Er hinterließ seiner Familie ein Vermögen von rund 400 000 DM, das sie „nicht reich, aber wohlhaben“ sein ließ. Hätte er Söhne nach seinem Wunsch gehabt, wäre die Liquidation nicht nötig gewesen. Er wollte, dass Thomas einer praktische Beruf lerne. Heinrich, Thomas vier Jahre älteren Bruder, hatte mit ’Bewusstsein an die Literatur’ abgegeben.

Seiner Mutter Julia war zur Hälfte brasilianischer Herkunft. Sie hatte einen ausgesprochenen Sinn für das Künstlerische. Sie hat ihre Söhne Thomas und Heinrich inspiriert.

Thomas Mann wuchs mit vier Geschwister auf: Heinrich, Julia, Carla und Viktor.

Thomas Mann hat seine eigene Kindheit als sehr glücklich beschrieben. Die Familie besaß ein großes repräsentatives Haus und daheim wurde viel musiziert und man unterhielt viel über Literatur. Übrigens war seine Familiengeschichte die Grundlage für seinen Roman „ Buddenbrooks“ . Das einzige, was er an seiner Kindheit gehasst hat, war die Schule. Er vergleich das Gymnasium mit einem Preußischen Kasernenhof.

Die Höhepunkte im Leben Thomas Manns waren die Sommerferien, die er im Kreis seiner Familie in Travemünde an der Ostsee verbrachte. Travemünde war für ihn das Ferienparadies, wo er die glücklichste Tage seines Lebens verbrachte.

Nach dem Tod seines Vaters blieb Thomas noch zwei Jahre in Lübeck und besuchte weiterhin das Lübecker Realgymnasium „Katerineum“ , während seine Mutter mit den drei Jüngeren Geschwistern nach München übersiedelte. Später (1894) folgte er seiner Familie nach München. Er arbeitete da als Volontär bei einer Versicherungsgesellschaft. In diesem Zeit erscheint seine erste Novelle „Gefallen“ in der Zeitschrift „die Gesellschaft“. Die positiven Kritiken motivierten ihn so sehr, dass er seine Stellung aufgab, um als freier Schriftsteller zu arbeiten.
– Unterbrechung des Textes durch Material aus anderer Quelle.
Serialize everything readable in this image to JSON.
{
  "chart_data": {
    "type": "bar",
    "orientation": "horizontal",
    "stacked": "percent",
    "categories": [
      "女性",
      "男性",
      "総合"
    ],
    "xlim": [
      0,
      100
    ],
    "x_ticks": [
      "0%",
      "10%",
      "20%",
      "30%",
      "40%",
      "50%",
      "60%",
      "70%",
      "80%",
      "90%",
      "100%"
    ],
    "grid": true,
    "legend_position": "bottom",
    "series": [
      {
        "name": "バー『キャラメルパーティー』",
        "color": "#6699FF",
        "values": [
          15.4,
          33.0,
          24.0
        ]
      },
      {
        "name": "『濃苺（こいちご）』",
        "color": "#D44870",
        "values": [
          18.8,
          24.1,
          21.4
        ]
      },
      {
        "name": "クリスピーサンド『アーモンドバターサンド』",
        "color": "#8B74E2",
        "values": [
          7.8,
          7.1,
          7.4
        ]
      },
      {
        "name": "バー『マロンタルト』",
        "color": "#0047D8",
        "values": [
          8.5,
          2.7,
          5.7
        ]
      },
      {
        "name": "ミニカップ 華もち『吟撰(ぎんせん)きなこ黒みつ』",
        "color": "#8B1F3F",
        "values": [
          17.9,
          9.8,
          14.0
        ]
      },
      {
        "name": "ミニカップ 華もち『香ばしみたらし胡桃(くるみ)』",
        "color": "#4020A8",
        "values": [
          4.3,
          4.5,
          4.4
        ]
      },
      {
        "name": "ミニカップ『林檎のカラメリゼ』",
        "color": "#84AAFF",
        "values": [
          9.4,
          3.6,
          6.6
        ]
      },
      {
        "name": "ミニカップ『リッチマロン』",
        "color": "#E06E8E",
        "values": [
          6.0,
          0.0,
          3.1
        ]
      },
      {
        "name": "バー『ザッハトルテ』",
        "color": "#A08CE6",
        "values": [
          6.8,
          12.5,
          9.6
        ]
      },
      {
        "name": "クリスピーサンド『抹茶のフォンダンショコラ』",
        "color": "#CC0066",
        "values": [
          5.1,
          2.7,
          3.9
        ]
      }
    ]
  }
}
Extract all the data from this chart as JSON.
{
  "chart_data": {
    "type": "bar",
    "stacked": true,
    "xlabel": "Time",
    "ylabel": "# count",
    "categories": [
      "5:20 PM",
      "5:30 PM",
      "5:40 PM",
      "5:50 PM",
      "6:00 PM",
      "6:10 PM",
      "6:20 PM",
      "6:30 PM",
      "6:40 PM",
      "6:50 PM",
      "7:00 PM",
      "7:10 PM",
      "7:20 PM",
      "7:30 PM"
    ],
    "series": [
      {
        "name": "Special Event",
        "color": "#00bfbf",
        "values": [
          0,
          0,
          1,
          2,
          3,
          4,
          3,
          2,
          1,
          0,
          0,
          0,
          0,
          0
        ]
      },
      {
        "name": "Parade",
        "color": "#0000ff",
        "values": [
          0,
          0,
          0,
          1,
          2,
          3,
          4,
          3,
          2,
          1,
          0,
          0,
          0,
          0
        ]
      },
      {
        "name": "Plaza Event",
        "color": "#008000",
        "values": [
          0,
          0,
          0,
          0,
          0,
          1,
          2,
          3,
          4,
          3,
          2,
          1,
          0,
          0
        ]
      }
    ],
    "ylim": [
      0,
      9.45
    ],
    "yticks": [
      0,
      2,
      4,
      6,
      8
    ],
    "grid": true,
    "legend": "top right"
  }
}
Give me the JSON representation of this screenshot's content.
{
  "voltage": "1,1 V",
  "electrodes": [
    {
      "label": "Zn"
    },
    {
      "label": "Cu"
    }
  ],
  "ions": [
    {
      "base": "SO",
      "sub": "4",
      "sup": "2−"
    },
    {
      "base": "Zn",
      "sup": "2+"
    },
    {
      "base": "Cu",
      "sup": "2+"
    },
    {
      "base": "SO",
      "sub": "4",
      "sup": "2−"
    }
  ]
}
Seine „Wanderjahre“ (1895-1898) verbrachte Thomas Großenteil mit seinem Bruder Heinrich in Italien. Hier Begann er sein größten Werk „Buddenbrooks“ zu schreiben. Drei Jahre schreib er das Buch, mit Müh und Treue. In einer Auflage von 1000 Exemplaren erschien die zweibändige Ausgabe im Oktober 1901. Das Werk gilt als einer der bedeutendsten Gesellschaftsromane in deutsche Sprache. 1929 erhielt Thomas Mann den Nobelpreis für Literatur für die „Buddenbrooks“.